A federal judge in U.S. District Court for the Northern District of Illinois has denied a motion to transfer the venue of a claim brought under the Employee Retirement Income Security Act.
A participant in BP Corp.’s retirement plan sued the company, and Metropolitan Life Insurance Co., to recover denied benefits from a life insurance policy.
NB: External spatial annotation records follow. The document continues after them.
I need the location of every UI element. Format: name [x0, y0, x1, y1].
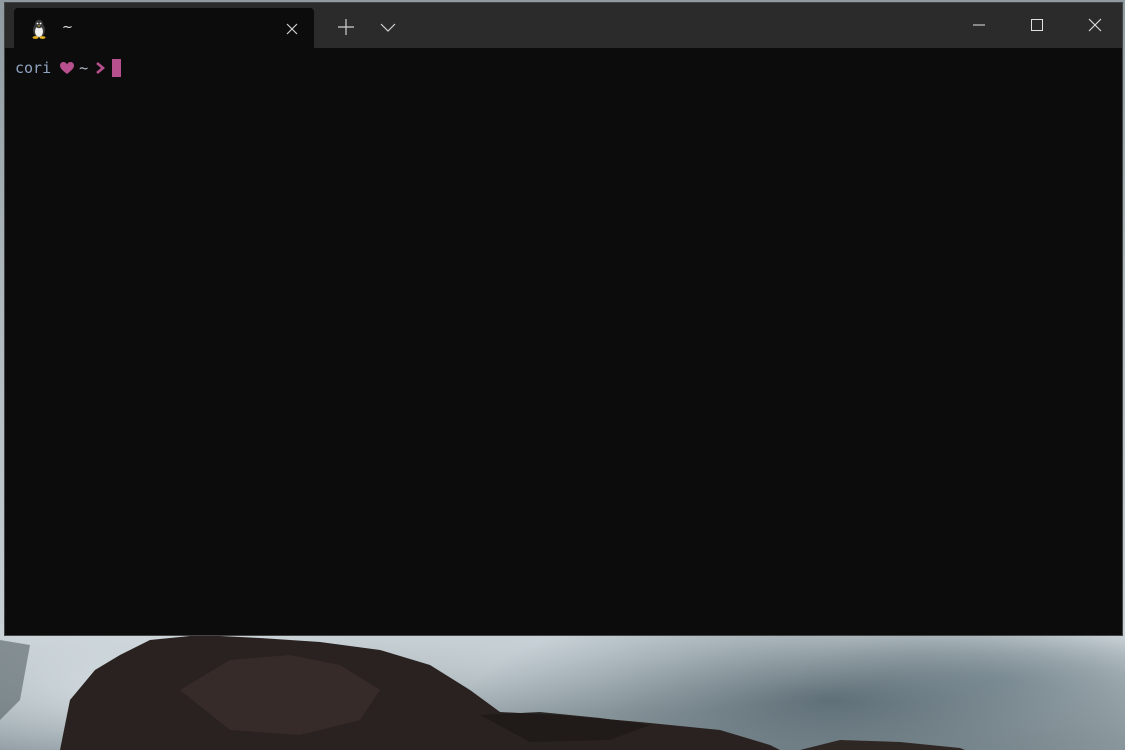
plus-icon: [338, 19, 354, 35]
close-icon: [1088, 18, 1102, 32]
title-bar[interactable]: ~: [5, 3, 1122, 48]
close-button[interactable]: [1066, 3, 1124, 48]
chevron-down-icon: [380, 23, 396, 32]
prompt-user: cori: [15, 59, 52, 77]
tab-close-icon[interactable]: [284, 21, 300, 37]
shell-prompt: cori ~: [15, 58, 122, 78]
heart-icon: [60, 62, 75, 74]
prompt-directory: ~: [79, 59, 89, 77]
minimize-icon: [973, 24, 985, 26]
new-tab-button[interactable]: [331, 12, 361, 42]
terminal-body[interactable]: cori ~: [5, 48, 1122, 635]
chevron-right-icon: [96, 62, 106, 74]
terminal-window: ~ cori ~: [4, 2, 1123, 636]
text-cursor: [112, 59, 122, 77]
maximize-icon: [1031, 19, 1043, 31]
profile-dropdown-button[interactable]: [373, 12, 403, 42]
tab-title: ~: [62, 20, 73, 35]
maximize-button[interactable]: [1008, 3, 1066, 48]
linux-penguin-icon: [32, 19, 46, 39]
tab-active[interactable]: ~: [14, 8, 314, 48]
minimize-button[interactable]: [950, 3, 1008, 48]
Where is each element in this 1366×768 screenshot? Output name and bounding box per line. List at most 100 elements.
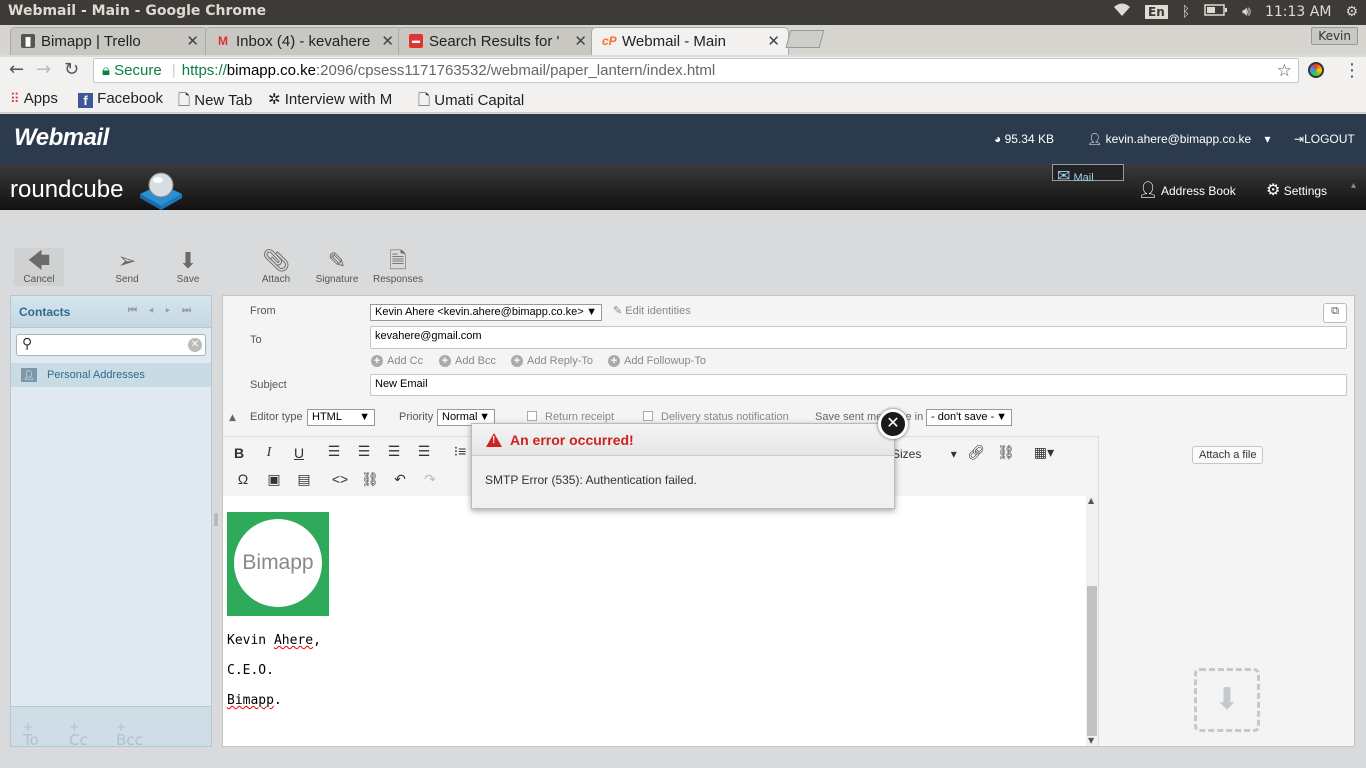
insert-media-icon[interactable]: ▤ [293,471,315,488]
italic-button[interactable]: I [258,445,280,461]
battery-icon[interactable] [1204,4,1228,20]
insert-cc-button[interactable]: Cc + [69,719,88,749]
popout-window-icon[interactable]: ⧉ [1323,303,1347,323]
close-dialog-icon[interactable]: ✕ [878,409,908,439]
extension-icon[interactable] [1308,62,1324,78]
insert-bcc-button[interactable]: Bcc + [116,719,143,749]
from-select[interactable]: Kevin Ahere <kevin.ahere@bimapp.co.ke> ▼ [370,304,602,321]
return-receipt-option[interactable]: Return receipt [527,411,614,423]
cancel-button[interactable]: 🡄 Cancel [14,248,64,286]
splitter-handle[interactable]: ‖ [213,512,219,526]
bookmark-facebook[interactable]: f Facebook [78,90,163,108]
reload-icon[interactable]: ↻ [64,59,79,80]
drop-zone-download-icon[interactable]: ⬇ [1194,668,1260,732]
scrollbar-thumb[interactable] [1087,586,1097,736]
align-right-icon[interactable]: ☰ [383,443,405,460]
insert-to-button[interactable]: To + [23,719,39,749]
close-tab-icon[interactable]: ✕ [381,32,394,50]
save-button[interactable]: ⬇ Save [163,248,213,285]
bluetooth-icon[interactable]: ᛒ [1182,4,1190,20]
underline-button[interactable]: U [288,445,310,461]
tab-trello[interactable]: ▮ Bimapp | Trello ✕ [10,27,208,55]
return-receipt-checkbox[interactable] [527,411,537,421]
to-input[interactable]: kevahere@gmail.com [370,326,1347,349]
responses-button[interactable]: 🗎︎ Responses [372,248,424,285]
close-tab-icon[interactable]: ✕ [574,32,587,50]
add-reply-to-link[interactable]: + Add Reply-To [511,355,593,367]
tab-webmail[interactable]: cP Webmail - Main ✕ [591,27,789,55]
attach-file-button[interactable]: Attach a file [1192,446,1264,464]
tab-gmail[interactable]: M Inbox (4) - kevahere ✕ [205,27,403,55]
bookmark-interview[interactable]: ✲ Interview with M [268,90,392,108]
menu-dots-icon[interactable]: ⋮ [1343,60,1361,81]
group-personal-addresses[interactable]: 👤︎ Personal Addresses [11,363,211,387]
signature-button[interactable]: ✎ Signature [312,248,362,285]
insert-image-icon[interactable]: ▣ [263,471,285,488]
contacts-search-input[interactable]: ⚲ ✕ [16,334,206,356]
nav-mail[interactable]: ✉ Mail [1052,164,1124,185]
contacts-pager[interactable]: ⏮◂▸⏭ [128,305,203,316]
add-followup-to-link[interactable]: + Add Followup-To [608,355,706,367]
person-icon: 👤︎ [1138,182,1159,199]
align-left-icon[interactable]: ☰ [323,443,345,460]
scroll-down-icon[interactable]: ▼ [1088,736,1094,745]
bold-button[interactable]: B [228,445,250,461]
close-tab-icon[interactable]: ✕ [767,32,780,50]
insert-table-icon[interactable]: ▦▾ [1027,444,1061,461]
nav-address-book[interactable]: 👤︎ Address Book [1126,164,1248,210]
tab-search-results[interactable]: ▬ Search Results for ' ✕ [398,27,596,55]
webmail-logo[interactable]: Webmail [14,124,109,152]
scroll-up-icon[interactable]: ▲ [1088,496,1094,505]
align-justify-icon[interactable]: ☰ [413,443,435,460]
roundcube-logo[interactable]: roundcube [10,176,123,204]
user-menu[interactable]: 👤︎ kevin.ahere@bimapp.co.ke ▾ [1087,132,1271,146]
bookmark-new-tab[interactable]: 🗋︎ New Tab [178,90,252,115]
wifi-icon[interactable] [1113,3,1131,21]
close-tab-icon[interactable]: ✕ [186,32,199,50]
volume-icon[interactable]: 🔊︎ [1242,4,1251,20]
settings-gear-icon[interactable]: ⚙ [1345,4,1358,20]
align-center-icon[interactable]: ☰ [353,443,375,460]
redo-icon[interactable]: ↷ [419,471,441,488]
insert-link-icon[interactable]: 🔗︎ [965,444,987,461]
responses-label: Responses [372,274,424,285]
bookmark-star-icon[interactable]: ☆ [1277,61,1292,81]
nav-settings[interactable]: ⚙ Settings [1254,164,1339,210]
subject-input[interactable]: New Email [370,374,1347,396]
bookmark-apps[interactable]: ⠿ Apps [10,90,58,107]
attach-label: Attach [261,274,291,285]
signature-line-company: Bimapp. [227,693,282,708]
keyboard-layout-indicator[interactable]: En [1145,5,1168,19]
message-body-editor[interactable]: Bimapp Kevin Ahere, C.E.O. Bimapp. [223,496,1086,746]
clear-search-icon[interactable]: ✕ [188,338,202,352]
profile-button[interactable]: Kevin [1311,27,1358,45]
remove-link-icon[interactable]: ⛓ [995,444,1017,461]
back-arrow-icon[interactable]: ← [9,59,24,80]
add-bcc-link[interactable]: + Add Bcc [439,355,496,367]
save-sent-select[interactable]: - don't save - ▼ [926,409,1012,426]
attach-button[interactable]: 📎︎ Attach [251,248,301,285]
new-tab-button[interactable] [785,30,825,48]
editor-type-select[interactable]: HTML ▼ [307,409,375,426]
clock[interactable]: 11:13 AM [1265,4,1331,20]
disk-usage[interactable]: ◕ 95.34 KB [994,132,1054,146]
bullet-list-icon[interactable]: ⁝≡ [449,443,471,460]
url-input[interactable]: 🔒︎ Secure | https://bimapp.co.ke:2096/cps… [93,58,1299,83]
find-replace-icon[interactable]: ⛓ [359,471,381,488]
edit-identities-link[interactable]: ✎ Edit identities [613,304,691,317]
edit-identities-label: Edit identities [625,305,691,317]
bookmark-umati[interactable]: 🗋︎ Umati Capital [418,90,524,115]
send-button[interactable]: ➢ Send [102,248,152,285]
editor-scrollbar[interactable]: ▲ ▼ [1086,496,1098,746]
logout-button[interactable]: ⇥LOGOUT [1294,132,1355,146]
forward-arrow-icon[interactable]: → [36,59,51,80]
font-sizes-select[interactable]: Sizes ▾ [892,447,957,461]
undo-icon[interactable]: ↶ [389,471,411,488]
collapse-options-icon[interactable]: ▲ [229,413,236,423]
add-cc-link[interactable]: + Add Cc [371,355,423,367]
delivery-status-option[interactable]: Delivery status notification [643,411,789,423]
collapse-caret-icon[interactable]: ▴ [1351,180,1356,191]
delivery-status-checkbox[interactable] [643,411,653,421]
special-char-icon[interactable]: Ω [232,471,254,487]
source-code-icon[interactable]: <> [329,471,351,487]
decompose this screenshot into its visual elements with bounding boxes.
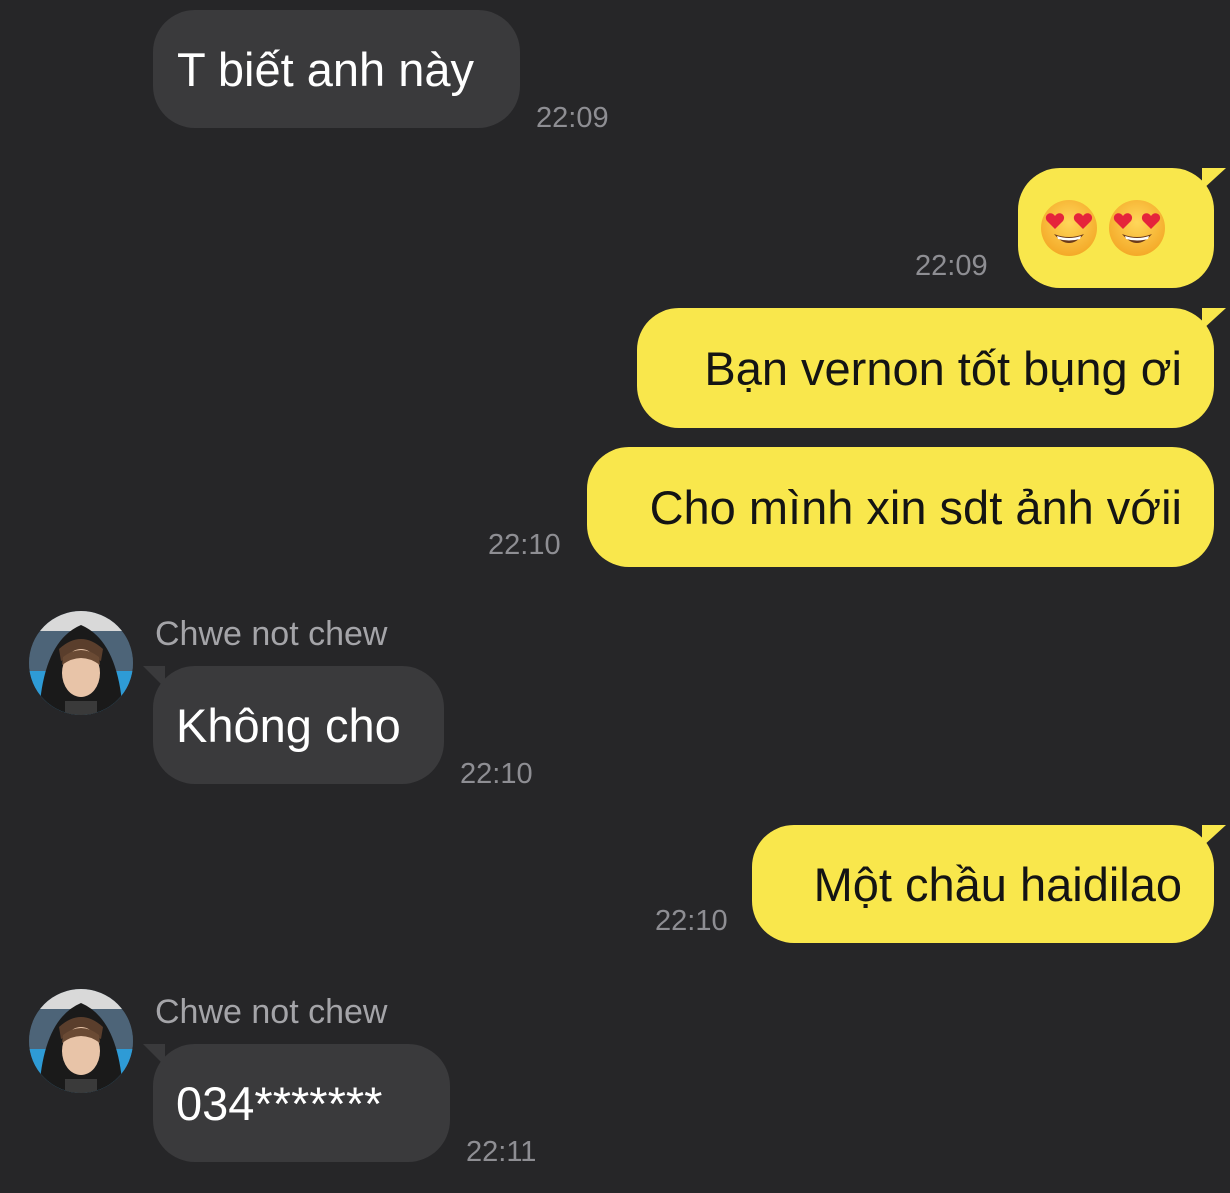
profile-photo	[29, 989, 133, 1093]
message-timestamp: 22:10	[488, 529, 561, 561]
incoming-message-bubble[interactable]: Không cho	[143, 666, 444, 784]
sender-name: Chwe not chew	[155, 993, 388, 1031]
profile-photo	[29, 611, 133, 715]
sender-avatar[interactable]	[29, 611, 133, 715]
emoji-group	[1039, 198, 1167, 258]
message-timestamp: 22:10	[460, 758, 533, 790]
outgoing-message-bubble[interactable]: Bạn vernon tốt bụng ơi	[637, 308, 1226, 428]
incoming-message-bubble[interactable]: T biết anh này	[153, 10, 520, 128]
message-text: Một chầu haidilao	[813, 857, 1182, 911]
smiling-face-with-heart-eyes-icon	[1109, 200, 1165, 256]
outgoing-message-bubble[interactable]: Cho mình xin sdt ảnh vớii	[587, 447, 1214, 567]
message-text: Cho mình xin sdt ảnh vớii	[649, 480, 1182, 534]
message-timestamp: 22:09	[536, 102, 609, 134]
message-timestamp: 22:10	[655, 905, 728, 937]
message-timestamp: 22:11	[466, 1136, 537, 1168]
chat-thread: T biết anh này 22:09 22:09 Bạn vernon tố…	[0, 0, 1230, 1193]
sender-name: Chwe not chew	[155, 615, 388, 653]
incoming-message-bubble[interactable]: 034*******	[143, 1044, 450, 1162]
outgoing-message-bubble[interactable]: Một chầu haidilao	[752, 825, 1226, 943]
message-text: Bạn vernon tốt bụng ơi	[704, 341, 1182, 395]
message-text: Không cho	[176, 698, 401, 752]
outgoing-message-bubble[interactable]	[1018, 168, 1226, 288]
smiling-face-with-heart-eyes-icon	[1041, 200, 1097, 256]
message-text: T biết anh này	[177, 42, 475, 96]
message-timestamp: 22:09	[915, 250, 988, 282]
sender-avatar[interactable]	[29, 989, 133, 1093]
message-text: 034*******	[176, 1076, 383, 1130]
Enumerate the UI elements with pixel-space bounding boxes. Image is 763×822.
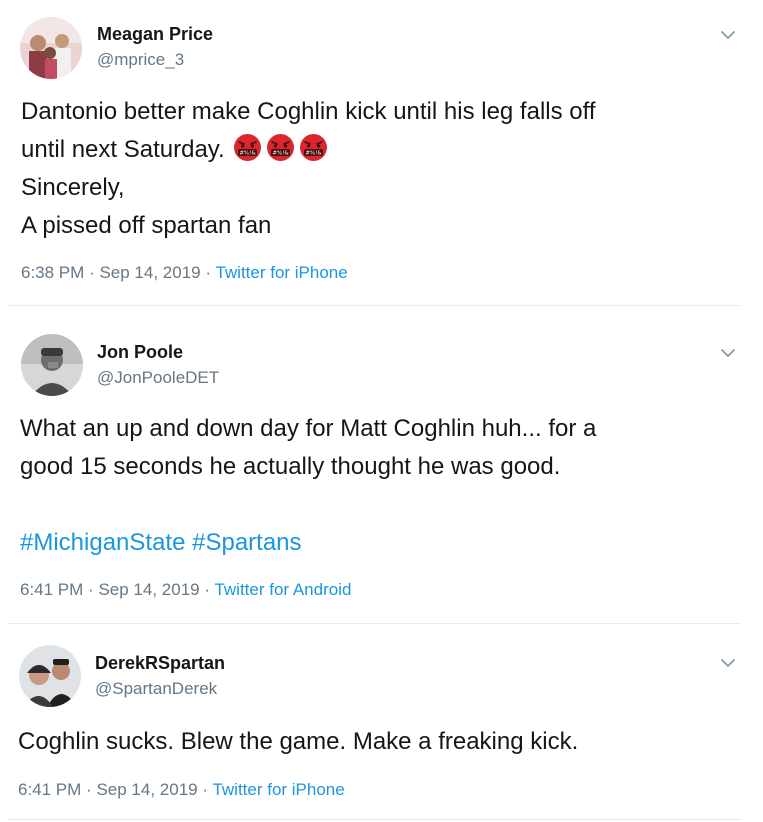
chevron-down-icon[interactable]: [719, 654, 737, 672]
tweet-card[interactable]: DerekRSpartan @SpartanDerek Coghlin suck…: [0, 632, 763, 822]
tweet-text-fragment: until next Saturday.: [21, 136, 225, 163]
tweet-text: Coghlin sucks. Blew the game. Make a fre…: [18, 723, 578, 761]
meta-separator: ·: [89, 263, 95, 282]
tweet-meta: 6:41 PM · Sep 14, 2019 · Twitter for iPh…: [18, 780, 345, 800]
chevron-down-icon[interactable]: [719, 344, 737, 362]
tweet-text: What an up and down day for Matt Coghlin…: [20, 410, 596, 562]
svg-text:#%!&: #%!&: [305, 151, 322, 157]
tweet-meta: 6:38 PM · Sep 14, 2019 · Twitter for iPh…: [21, 263, 348, 283]
meta-separator: ·: [205, 263, 212, 282]
tweet-text-line: until next Saturday. #%!& #%!& #%!&: [21, 131, 596, 169]
display-name[interactable]: Meagan Price: [97, 24, 213, 45]
tweet-date[interactable]: Sep 14, 2019: [96, 780, 197, 799]
tweet-hashtags: #MichiganState #Spartans: [20, 524, 596, 562]
user-handle[interactable]: @mprice_3: [97, 50, 184, 70]
hashtag-link[interactable]: #Spartans: [192, 529, 301, 556]
tweet-time[interactable]: 6:38 PM: [21, 263, 84, 282]
meta-separator: ·: [204, 580, 211, 599]
blank-line: ​: [20, 486, 596, 524]
tweet-source-link[interactable]: Twitter for iPhone: [215, 263, 347, 282]
avatar[interactable]: [21, 334, 83, 396]
meta-separator: ·: [88, 580, 94, 599]
tweet-source-link[interactable]: Twitter for iPhone: [212, 780, 344, 799]
divider: [8, 305, 741, 306]
hashtag-link[interactable]: #MichiganState: [20, 529, 185, 556]
avatar[interactable]: [20, 17, 82, 79]
avatar[interactable]: [19, 645, 81, 707]
display-name[interactable]: Jon Poole: [97, 342, 183, 363]
tweet-text-line: A pissed off spartan fan: [21, 212, 272, 239]
svg-text:#%!&: #%!&: [272, 151, 289, 157]
user-handle[interactable]: @JonPooleDET: [97, 368, 219, 388]
divider: [8, 819, 741, 820]
face-with-symbols-on-mouth-icon: #%!&: [266, 133, 295, 162]
tweet-time[interactable]: 6:41 PM: [18, 780, 81, 799]
tweet-card[interactable]: Jon Poole @JonPooleDET What an up and do…: [0, 318, 763, 624]
tweet-text-line: good 15 seconds he actually thought he w…: [20, 453, 561, 480]
tweet-card[interactable]: Meagan Price @mprice_3 Dantonio better m…: [0, 0, 763, 306]
tweet-meta: 6:41 PM · Sep 14, 2019 · Twitter for And…: [20, 580, 351, 600]
tweet-text-line: What an up and down day for Matt Coghlin…: [20, 415, 597, 442]
svg-text:#%!&: #%!&: [239, 151, 256, 157]
meta-separator: ·: [202, 780, 209, 799]
chevron-down-icon[interactable]: [719, 26, 737, 44]
tweet-time[interactable]: 6:41 PM: [20, 580, 83, 599]
display-name[interactable]: DerekRSpartan: [95, 653, 225, 674]
tweet-text: Dantonio better make Coghlin kick until …: [21, 93, 596, 245]
meta-separator: ·: [86, 780, 92, 799]
tweet-date[interactable]: Sep 14, 2019: [99, 263, 200, 282]
tweet-source-link[interactable]: Twitter for Android: [214, 580, 351, 599]
divider: [8, 623, 741, 624]
tweet-text-line: Coghlin sucks. Blew the game. Make a fre…: [18, 728, 579, 755]
tweet-text-line: Sincerely,: [21, 174, 125, 201]
face-with-symbols-on-mouth-icon: #%!&: [299, 133, 328, 162]
tweet-date[interactable]: Sep 14, 2019: [98, 580, 199, 599]
tweet-text-line: Dantonio better make Coghlin kick until …: [21, 98, 596, 125]
face-with-symbols-on-mouth-icon: #%!&: [233, 133, 262, 162]
user-handle[interactable]: @SpartanDerek: [95, 679, 217, 699]
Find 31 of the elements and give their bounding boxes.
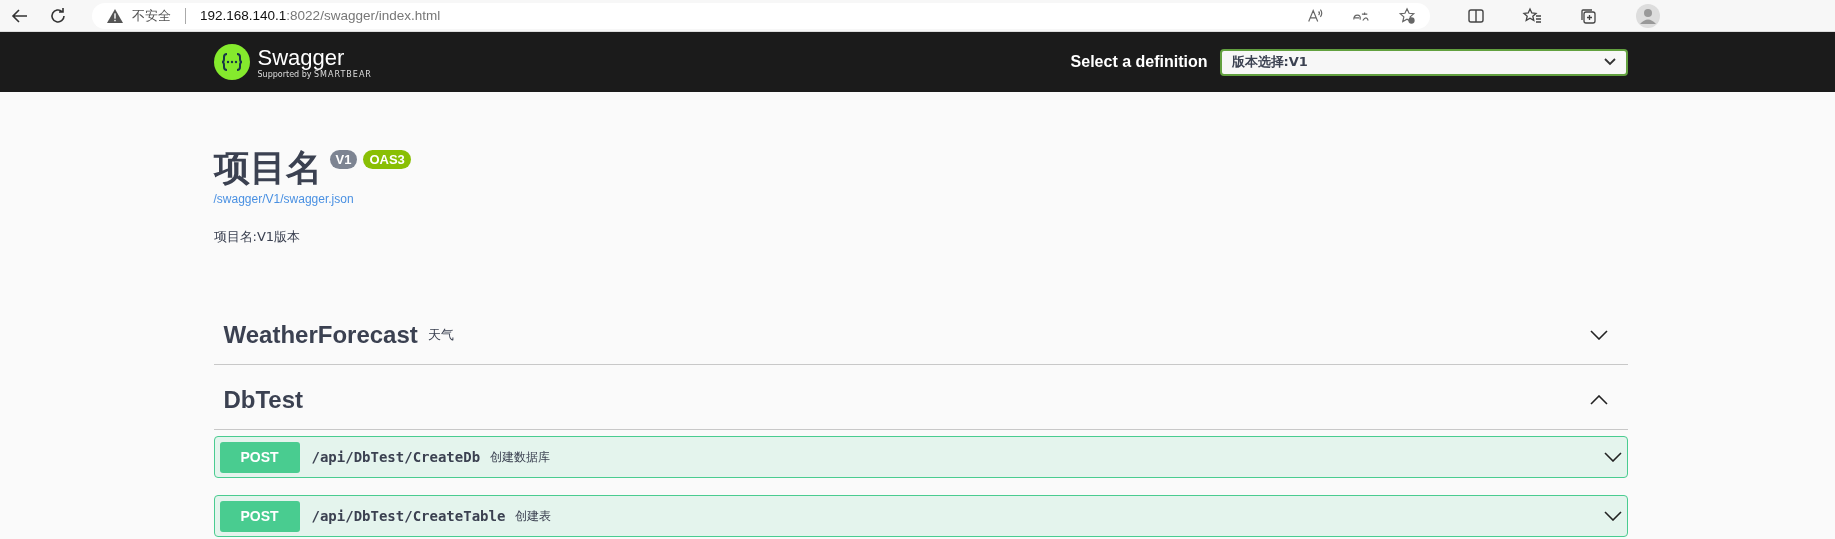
operation-path: /api/DbTest/CreateDb xyxy=(311,449,481,465)
tag-header[interactable]: WeatherForecast 天气 xyxy=(213,306,1628,365)
method-badge: POST xyxy=(219,441,300,473)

The plaintiff worked for the oil company in Southern Illinois until her retirement.
Her claim was brought in the Northern District of Illinois in 2015. BP Corp. filed a motion to move that venue earlier this year, citing a venue selection clause in its retirement plan, which stated the “only proper venue for any person to bring a suit against the plan or to recover benefits shall be in federal court in Harris County, Texas,” home of U.S. District Court for the Southern District of Texas.
BP Corp.’s U.S. headquarter is in Houston, Texas, where the company administers its retirement plan.
Attorneys for the plaintiff argued that BP plan’s venue provision “is contrary to the plain language" of the Employee Retirement Income Security Act's venue provision and that it contradicts the act's statutory intent.
ERISA explicitly states one of the law’s primary purposes is “to protect the interests of participants in employee benefit plans and their beneficiaries by providing for ready access to the federal courts.”
The plaintiff also alleged the forum selection clause was not included in the summary plan document, and therefore never disclosed.
In denying BP’s motion to have the case moved to Texas, Judge Ruben Castillo added to the body of conflicted case law on the validity of venue selection provisions in employer-sponsored benefit plans.
Most courts have upheld venue selection clauses, the judge noted in his decision, while others have found them to be in conflict with ERISA’s intention to give plan participants unfettered access to federal courts.
The dissenting rulings can be explained, in part, by ERISA’s language on venue selection, which says claims “may be brought in the district where the plan is administered, where the breach took place, or where a defendant resides or may be found,” according to the law.
No clear guidance
The U.S. Department of Labor has not issued formal guidance on venue selection clauses, though the agency has filed three relatively recent amicus briefs supporting plaintiffs’ claims that the clauses conflict with the spirit, intention and letter of ERISA.
In its motion, BP argued that restricting the venue to one of the options listed in ERISA — “where the plan is administered” — means its clause was consistent with the law. The company also argued its provision was “plain and unambiguous.”
Courts that have allowed sponsors’ venue selection clauses have relied on the word “may” in their decisions, and reasoned that because ERISA does not explicitly preclude the clauses, sponsors are within their right to limit where claims against them may be filed, Castillo explained in his ruling.
Castillo takes issue with that reasoning. While ERISA does not unambiguously preclude forum selection clauses, “neither does it unambiguously state that parties are entitled to restrict the venue options provided” under the law, Castillo wrote.
He also cited a 1987 decision in the 11th Circuit Court of Appeals, which ruled against the enforceability of a venue selection clause in a plan sponsored by Gulf Life Insurance Co.
“The sword that Congress intended participants to wield in asserting their rights could instead be turned against those whom it was designed to aid,” ruled the 11th Circuit in Gulf Life Ins. Co. v. Arnold.
In his decision, Castillo wrote, “forcing the plaintiff to litigate her claim in an inconvenient location seems hardly consistent with ERISA’s purpose of removing procedural obstacles that have hampered effective enforcement of fiduciary duties.”